Between HydEF and HydG there is a spacer and another RBS for HydG translation. Two TAA stop codons had been added at the end of the coding region followed by a double terminator that delimits the end of the second operon; a Suffix region is next to this terminator.


  • LacZ promoter: We used this promoter in order to have a considerable previous concentration of maturases before hypoxic conditions are induced for expression of hydrogenase. This assures a rapidly production of hydrogenase in response to the low oxygen conditions.


These two operons are going to be integrated in the same plasmid, one next to the other conforming one big fragment, flanked by prefix and suffix regions, comprising about 11.8 kb. First is going to be transformed in an E. coli strain so we could later conjugate it with Rhizobium etli and test the system operation.


Consult our logbook for the assembly of this system here.

Justification

Whit this construction and Rhizobial Kit we purpose a R. etli as a good self-contained system. This construction is coupled with Rhizobium physiology at Symbiosis moment in the nodules, yielding Hidrogen production and keeping Nitrogen Fixation. Many parts of this system have been used by other groups, and we emphisize the potencial of natural chassis and self-contained systems for synthetic biology.


Reference:

Agapakis et al.: Insulation of a synthetic hydrogen metabolism circuit in bacteria. Journal of Biological Engineering 2010 4:3.

Kuchenreuther JM, Grady-Smith CS, Bingham AS, George SJ, Cramer SP, et al. (2010) High-Yield Expression of Heterologous [FeFe] Hydrogenases in Escherichia coli. PLoS ONE 5(11): e15491

Nicolet Y, Martin L, Tron C, Fontecilla-Camps JC (2010) A glycyl free radical as the precursor in the synthesis of carbon monoxide and cyanide by the [FeFe]-hydrogenase maturase HydG. FEBS Lett 584: 4197–4202.

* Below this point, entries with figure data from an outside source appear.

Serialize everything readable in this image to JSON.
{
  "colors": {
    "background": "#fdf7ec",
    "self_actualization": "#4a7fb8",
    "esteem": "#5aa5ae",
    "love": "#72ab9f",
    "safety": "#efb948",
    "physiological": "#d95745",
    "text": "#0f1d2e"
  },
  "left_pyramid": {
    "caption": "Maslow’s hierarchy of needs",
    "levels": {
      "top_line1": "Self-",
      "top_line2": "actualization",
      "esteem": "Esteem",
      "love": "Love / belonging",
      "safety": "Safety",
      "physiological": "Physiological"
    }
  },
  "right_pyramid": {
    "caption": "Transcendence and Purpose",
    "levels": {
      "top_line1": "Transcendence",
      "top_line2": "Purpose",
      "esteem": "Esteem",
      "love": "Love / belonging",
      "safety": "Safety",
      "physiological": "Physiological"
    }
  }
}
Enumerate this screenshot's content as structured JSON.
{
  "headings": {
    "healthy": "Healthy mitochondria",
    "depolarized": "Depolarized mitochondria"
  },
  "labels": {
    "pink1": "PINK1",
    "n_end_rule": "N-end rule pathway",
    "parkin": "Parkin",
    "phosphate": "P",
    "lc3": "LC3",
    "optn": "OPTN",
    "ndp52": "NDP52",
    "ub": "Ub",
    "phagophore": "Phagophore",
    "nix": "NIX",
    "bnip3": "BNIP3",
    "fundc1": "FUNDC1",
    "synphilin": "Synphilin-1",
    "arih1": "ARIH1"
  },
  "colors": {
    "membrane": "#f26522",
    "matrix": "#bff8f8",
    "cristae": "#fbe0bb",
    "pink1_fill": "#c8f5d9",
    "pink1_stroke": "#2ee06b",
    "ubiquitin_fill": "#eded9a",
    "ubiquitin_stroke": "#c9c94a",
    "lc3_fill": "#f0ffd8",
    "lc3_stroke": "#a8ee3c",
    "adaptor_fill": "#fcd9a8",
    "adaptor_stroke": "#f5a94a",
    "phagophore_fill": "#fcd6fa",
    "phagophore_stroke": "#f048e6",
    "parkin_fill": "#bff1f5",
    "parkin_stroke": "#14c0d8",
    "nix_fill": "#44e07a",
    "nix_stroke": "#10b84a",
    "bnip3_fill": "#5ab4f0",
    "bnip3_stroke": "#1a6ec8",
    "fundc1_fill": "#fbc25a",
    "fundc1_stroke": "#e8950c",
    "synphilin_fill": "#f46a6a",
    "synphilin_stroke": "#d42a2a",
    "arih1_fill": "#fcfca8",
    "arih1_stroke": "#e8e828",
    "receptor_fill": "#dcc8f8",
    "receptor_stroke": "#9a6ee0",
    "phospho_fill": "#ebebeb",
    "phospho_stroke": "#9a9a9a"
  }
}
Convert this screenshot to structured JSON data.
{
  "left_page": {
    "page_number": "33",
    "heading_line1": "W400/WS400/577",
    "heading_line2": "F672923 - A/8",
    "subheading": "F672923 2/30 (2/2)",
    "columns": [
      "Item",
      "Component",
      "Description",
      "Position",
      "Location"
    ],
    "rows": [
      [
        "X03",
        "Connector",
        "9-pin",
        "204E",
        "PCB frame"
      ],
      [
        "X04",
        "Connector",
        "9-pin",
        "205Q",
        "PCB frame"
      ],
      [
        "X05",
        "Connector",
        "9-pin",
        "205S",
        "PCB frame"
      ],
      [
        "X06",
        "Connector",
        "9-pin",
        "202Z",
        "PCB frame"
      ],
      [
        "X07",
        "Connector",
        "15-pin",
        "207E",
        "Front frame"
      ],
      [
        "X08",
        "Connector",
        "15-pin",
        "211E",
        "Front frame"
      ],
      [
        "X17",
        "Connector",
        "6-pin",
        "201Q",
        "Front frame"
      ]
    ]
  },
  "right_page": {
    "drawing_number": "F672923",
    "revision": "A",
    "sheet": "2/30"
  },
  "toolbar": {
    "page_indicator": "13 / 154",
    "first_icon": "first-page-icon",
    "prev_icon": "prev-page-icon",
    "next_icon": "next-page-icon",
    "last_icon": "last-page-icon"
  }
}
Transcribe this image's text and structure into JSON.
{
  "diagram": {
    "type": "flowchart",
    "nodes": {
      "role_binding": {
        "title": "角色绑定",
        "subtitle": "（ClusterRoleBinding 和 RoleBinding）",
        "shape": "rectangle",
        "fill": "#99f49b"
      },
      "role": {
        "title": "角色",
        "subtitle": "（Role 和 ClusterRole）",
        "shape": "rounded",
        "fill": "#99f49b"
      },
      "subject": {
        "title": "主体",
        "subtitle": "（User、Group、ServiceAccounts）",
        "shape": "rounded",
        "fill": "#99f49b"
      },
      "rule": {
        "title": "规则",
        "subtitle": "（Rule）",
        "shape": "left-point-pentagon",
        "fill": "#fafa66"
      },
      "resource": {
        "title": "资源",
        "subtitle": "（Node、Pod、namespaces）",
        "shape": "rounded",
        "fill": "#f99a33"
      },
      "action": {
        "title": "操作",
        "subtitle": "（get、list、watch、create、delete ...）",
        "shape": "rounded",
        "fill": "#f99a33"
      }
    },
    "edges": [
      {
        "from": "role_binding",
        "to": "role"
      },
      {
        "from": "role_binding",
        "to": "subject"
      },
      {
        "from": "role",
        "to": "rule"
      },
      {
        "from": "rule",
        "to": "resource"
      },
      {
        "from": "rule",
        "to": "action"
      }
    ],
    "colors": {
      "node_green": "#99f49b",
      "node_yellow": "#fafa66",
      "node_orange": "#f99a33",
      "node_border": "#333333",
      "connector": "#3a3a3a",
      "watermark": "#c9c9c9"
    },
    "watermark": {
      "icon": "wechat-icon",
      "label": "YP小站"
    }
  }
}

Pieulle, L., Guigliarelli, B., Asso, M., Dole, F., Bernadac, A., and Hatchikian, E. C. (1995) Isolation and characterization of the pyruvate:ferredoxin oxidoreductase from the sulfate-reducing bacterium Desulfovibrio africanus, Biochim. Biophys. Acta 1250, 49-59.

Posewitz, M. C., King, P. W., Smolinski, S. L., Zhang, L., Seibert, M. & Ghirardi, M. L. (2004). Discovery of two novel radical S-adenosylmethionine proteins required for the assembly of an active [Fe] hydrogenase. J Biol Chem 279, 25711–25720.